The Social Justice Movement argues the narratives of gender and sexuality are inherently oppressive. People in power—cisgendered straight men—use strict categories of gender and sexuality to define themselves as the “default” or “ideal,” and everyone else as “inferior” or “abnormal.” The Social Justice Movement believes science is often a tool of this oppression, used to argue straight, cisgendered people are the norm and everyone else is disordered somehow. Therefore, the movement rejects science that claims gender and sexuality are based on inherent, objective qualities (genetic factors or brain chemistry, for example) rather than purely on cultural narratives, viewing this research as an attempt to legitimize oppressive cultural narratives.
(Shortform note: Many liberal and conservative skeptics of transgender rights tend to define what’s acceptable based on specific medical science versus cultural belief. For example, Douglas Murray (The Madness of Crowds) suggests some transgender people genuinely experience gender dysphoria and can benefit from gender-affirming medical treatments. However, he also argues cultural influences—like the Social Justice Movement—confuse others into thinking they want the same treatments or into rejecting the concept of gender altogether. Murray therefore believes society should create different categories to distinguish between genuinely transgender people and those who are just misled.)
Disability and Fatness
The Social Justice Movement views “healthy” and “unhealthy” as oppressive cultural narratives created by dominant groups in society—abled-bodied thin people, in this case—to label themselves as ideal or default and the disabled or fat as abnormal or inferior. They view attempts to treat or cure disabilities and fatness as part of this oppression since it is society enforcing the idea that it’s better to be able-bodied and thin than it is to be disabled and fat. In other words, it is society saying able-bodied thin people are superior to disabled and fat people. Therefore, the Social Justice Movement is skeptical or even hostile to scientific research trying to cure disabilities or prove why fatness is unhealthy.

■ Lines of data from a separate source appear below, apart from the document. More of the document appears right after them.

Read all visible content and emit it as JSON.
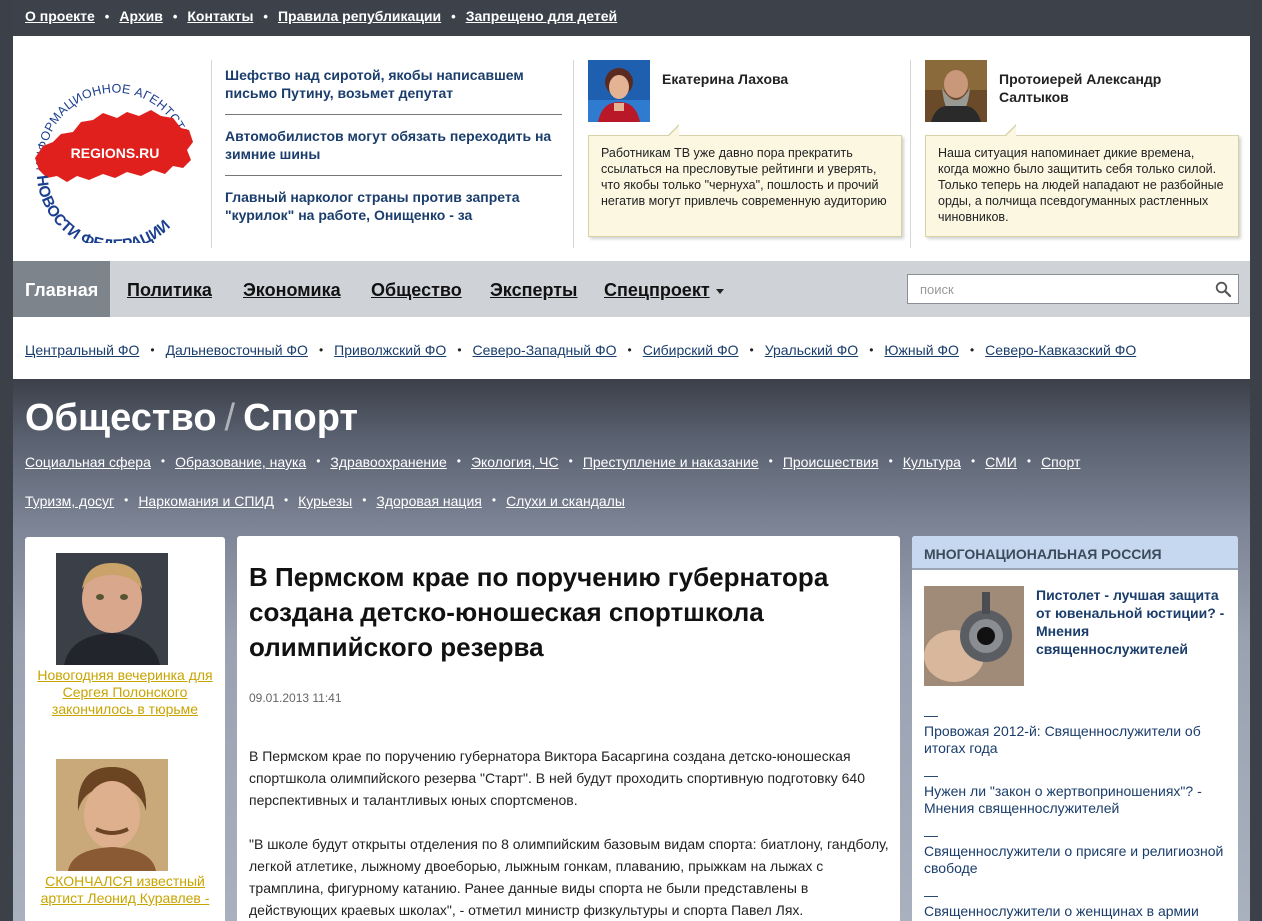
{
  "topnav": {
    "items": [
      "О проекте",
      "Архив",
      "Контакты",
      "Правила републикации",
      "Запрещено для детей"
    ],
    "separator": "•"
  },
  "logo": {
    "arc_text": "ИНФОРМАЦИОННОЕ АГЕНТСТВО",
    "brand": "REGIONS.RU",
    "bottom_text": "НОВОСТИ ФЕДЕРАЦИИ",
    "colors": {
      "map": "#e0201c",
      "text": "#1b3f8f"
    }
  },
  "header_news": [
    "Шефство над сиротой, якобы написавшем письмо Путину, возьмет депутат",
    "Автомобилистов могут обязать переходить на зимние шины",
    "Главный нарколог страны против запрета \"курилок\" на работе, Онищенко - за"
  ],
  "experts": [
    {
      "name": "Екатерина Лахова",
      "quote": "Работникам ТВ уже давно пора прекратить ссылаться на пресловутые рейтинги и уверять, что якобы только \"чернуха\", пошлость и прочий негатив могут привлечь современную аудиторию"
    },
    {
      "name": "Протоиерей Александр Салтыков",
      "quote": "Наша ситуация напоминает дикие времена, когда можно было защитить себя только силой. Только теперь на людей нападают не разбойные орды, а полчища псевдогуманных растленных чиновников."
    }
  ],
  "mainnav": {
    "items": [
      "Главная",
      "Политика",
      "Экономика",
      "Общество",
      "Эксперты",
      "Спецпроект"
    ],
    "active": "Главная"
  },
  "search": {
    "placeholder": "поиск",
    "icon": "magnifier-icon"
  },
  "regions": {
    "items": [
      "Центральный ФО",
      "Дальневосточный ФО",
      "Приволжский ФО",
      "Северо-Западный ФО",
      "Сибирский ФО",
      "Уральский ФО",
      "Южный ФО",
      "Северо-Кавказский ФО"
    ],
    "separator": "•"
  },
  "section": {
    "title": "Общество",
    "slash": "/",
    "subtitle": "Спорт",
    "subnav_row1": [
      "Социальная сфера",
      "Образование, наука",
      "Здравоохранение",
      "Экология, ЧС",
      "Преступление и наказание",
      "Происшествия",
      "Культура",
      "СМИ",
      "Спорт"
    ],
    "subnav_row2": [
      "Туризм, досуг",
      "Наркомания и СПИД",
      "Курьезы",
      "Здоровая нация",
      "Слухи и скандалы"
    ]
  },
  "left_column": [
    {
      "caption": "Новогодняя вечеринка для Сергея Полонского закончилось в тюрьме"
    },
    {
      "caption": "СКОНЧАЛСЯ известный артист Леонид Куравлев -"
    }
  ],
  "article": {
    "title": "В Пермском крае по поручению губернатора создана детско-юношеская спортшкола олимпийского резерва",
    "date": "09.01.2013 11:41",
    "paragraphs": [
      "В Пермском крае по поручению губернатора Виктора Басаргина создана детско-юношеская спортшкола олимпийского резерва \"Старт\". В ней будут проходить спортивную подготовку 640 перспективных и талантливых юных спортсменов.",
      "\"В школе будут открыты отделения по 8 олимпийским базовым видам спорта: биатлону, гандболу, легкой атлетике, лыжному двоеборью, лыжным гонкам, плаванию, прыжкам на лыжах с трамплина, фигурному катанию. Ранее данные виды спорта не были представлены в действующих краевых школах\", - отметил министр физкультуры и спорта Павел Лях."
    ]
  },
  "right_column": {
    "heading": "МНОГОНАЦИОНАЛЬНАЯ РОССИЯ",
    "lead": "Пистолет - лучшая защита от ювенальной юстиции? - Мнения священнослужителей",
    "dash": "—",
    "items": [
      "Провожая 2012-й: Священнослужители об итогах года",
      "Нужен ли \"закон о жертвоприношениях\"? - Мнения священнослужителей",
      "Священнослужители о присяге и религиозной свободе",
      "Священнослужители о женщинах в армии"
    ]
  }
}
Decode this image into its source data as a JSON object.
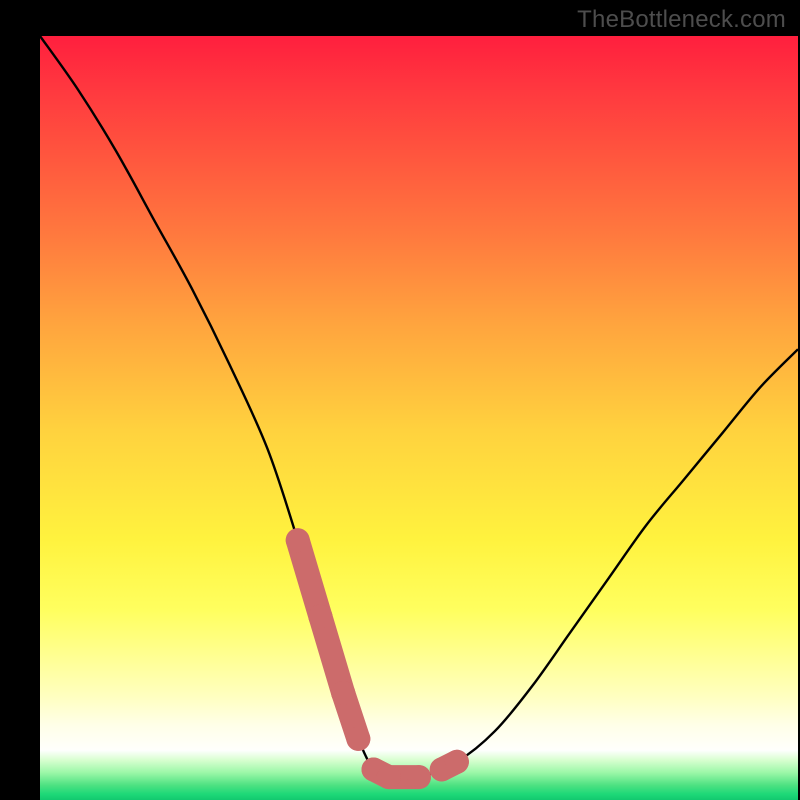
{
  "watermark": "TheBottleneck.com",
  "colors": {
    "background": "#000000",
    "curve": "#000000",
    "marker": "#cc6b6b",
    "gradient_top": "#ff1f3e",
    "gradient_mid": "#ffe23e",
    "gradient_bottom": "#12c96f"
  },
  "chart_data": {
    "type": "line",
    "title": "",
    "xlabel": "",
    "ylabel": "",
    "xlim": [
      0,
      100
    ],
    "ylim": [
      0,
      100
    ],
    "series": [
      {
        "name": "bottleneck-curve",
        "x": [
          0,
          5,
          10,
          15,
          20,
          25,
          30,
          34,
          37,
          40,
          42,
          44,
          46,
          50,
          55,
          60,
          65,
          70,
          75,
          80,
          85,
          90,
          95,
          100
        ],
        "values": [
          100,
          93,
          85,
          76,
          67,
          57,
          46,
          34,
          24,
          14,
          8,
          4,
          3,
          3,
          5,
          9,
          15,
          22,
          29,
          36,
          42,
          48,
          54,
          59
        ]
      }
    ],
    "markers": {
      "name": "highlighted-range",
      "x": [
        34,
        37,
        40,
        42,
        44,
        46,
        50,
        53,
        55
      ],
      "values": [
        34,
        24,
        14,
        8,
        4,
        3,
        3,
        4,
        5
      ]
    },
    "background_gradient": {
      "0": "#ff1f3e",
      "50": "#ffd23e",
      "80": "#ffff8f",
      "96": "#ffffff",
      "100": "#12c96f"
    }
  }
}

(Shortform note: While Pluckrose and Lindsay argue the Social Justice Movement’s views on disability and fatness stand in contrast to scientific consensus, there is some evidence to suggest scientific opinion on these subjects is by no means unified or set in stone. For example, when the American Medical Association recognized obesity as a disease, they did so against the recommendation of their own research panel. In addition, the definition of disability remains in flux, seeing a number of changes in the legal and medical realms over the past several decades.)

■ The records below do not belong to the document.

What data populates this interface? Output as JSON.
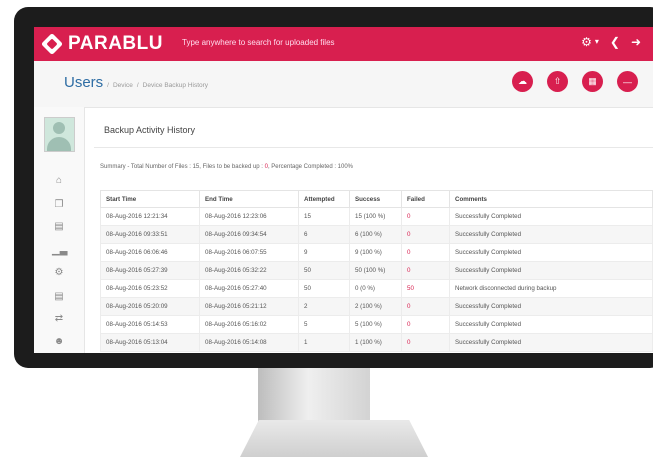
{
  "app": {
    "logo_text": "PARABLU",
    "search_placeholder": "Type anywhere to search for uploaded files",
    "brand_color": "#d81f4f"
  },
  "breadcrumb": {
    "title": "Users",
    "sep1": "/",
    "item1": "Device",
    "sep2": "/",
    "item2": "Device Backup History"
  },
  "topbar_icons": [
    "gear-icon",
    "chevron-down-icon",
    "share-icon",
    "sign-out-icon"
  ],
  "header_buttons": [
    "cloud-icon",
    "upload-icon",
    "folder-icon",
    "minus-icon"
  ],
  "sidebar_icons": [
    "home-icon",
    "copy-icon",
    "database-icon",
    "bar-chart-icon",
    "settings-icon",
    "document-icon",
    "transfer-icon",
    "users-icon"
  ],
  "panel": {
    "title": "Backup Activity History",
    "summary_prefix": "Summary - Total Number of Files : 15, Files to be backed up : ",
    "summary_pending": "0",
    "summary_suffix": ", Percentage Completed : 100%"
  },
  "table": {
    "headers": [
      "Start Time",
      "End Time",
      "Attempted",
      "Success",
      "Failed",
      "Comments"
    ],
    "rows": [
      [
        "08-Aug-2016 12:21:34",
        "08-Aug-2016 12:23:06",
        "15",
        "15 (100 %)",
        "0",
        "Successfully Completed"
      ],
      [
        "08-Aug-2016 09:33:51",
        "08-Aug-2016 09:34:54",
        "6",
        "6 (100 %)",
        "0",
        "Successfully Completed"
      ],
      [
        "08-Aug-2016 06:06:46",
        "08-Aug-2016 06:07:55",
        "9",
        "9 (100 %)",
        "0",
        "Successfully Completed"
      ],
      [
        "08-Aug-2016 05:27:39",
        "08-Aug-2016 05:32:22",
        "50",
        "50 (100 %)",
        "0",
        "Successfully Completed"
      ],
      [
        "08-Aug-2016 05:23:52",
        "08-Aug-2016 05:27:40",
        "50",
        "0 (0 %)",
        "50",
        "Network disconnected during backup"
      ],
      [
        "08-Aug-2016 05:20:09",
        "08-Aug-2016 05:21:12",
        "2",
        "2 (100 %)",
        "0",
        "Successfully Completed"
      ],
      [
        "08-Aug-2016 05:14:53",
        "08-Aug-2016 05:16:02",
        "5",
        "5 (100 %)",
        "0",
        "Successfully Completed"
      ],
      [
        "08-Aug-2016 05:13:04",
        "08-Aug-2016 05:14:08",
        "1",
        "1 (100 %)",
        "0",
        "Successfully Completed"
      ]
    ]
  }
}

Part 3: The Social Justice Movement Rejects Freedom of Speech
In addition to rejecting science, the Social Justice Movement also rejects freedom of speech, explain Pluckrose and Lindsay. Part 3 of our guide will show how the beliefs and methods of the Social Justice Movement are anti-free speech.
Anti-Free Speech Beliefs
Pluckrose and Lindsay explain that the Social Justice Movement is anti-free speech because they believe access to knowledge is based on identity—race, gender, and so on—instead of on reason and evidence. According to the Social Justice Movement, people of marginalized identities have more knowledge than everyone else about power and oppression because of their experiences. People from dominant groups lack this knowledge, and so the Social Justice Movement believes these people’s ideas about power, oppression, and social justice should be devalued or dismissed. Pluckrose and Lindsay explain this is anti-free speech since it seeks to restrict or devalue ideas based on who says them rather than on merit.
(Shortform note: Some critics of the Social Justice Movement have noted how the movement’s beliefs have led to self-censorship, or individuals and institutions restricting their own speech to avoid controversial subjects. In the publishing industry, for example, some companies are reluctant to publish books where authors aren’t directly discussing their own experiences after a number of high-profile protests. In these protests, books are harshly criticized and even pulled before they’re published due to accusations of racism and other types of insensitivity. This shows how even when the beliefs of the Social Justice Movement aren’t passed into law, they can still limit free speech.)
Anti-Free Speech Methods
Pluckrose and Lindsay contend the Social Justice Movement is anti-free speech in their methods, attempting to police and control people’s language and culture. Since the Social Justice Movement views oppression as the result of cultural narratives, they try to prevent people from enforcing those narratives in their language and culture.
In practice, this often means ganging up on people with dissenting ideas. The Social Justice Movement is willing to target anyone, according to the authors, because they believe power is exercised on every level of society—a working-class person making an insensitive joke, an academic writing a paper with ideas contrary to the Social Justice Movement, a celebrity making a controversial work of art, and so on. Targets of these attacks may face real-world consequences, losing jobs, being socially alienated, or even receiving threats.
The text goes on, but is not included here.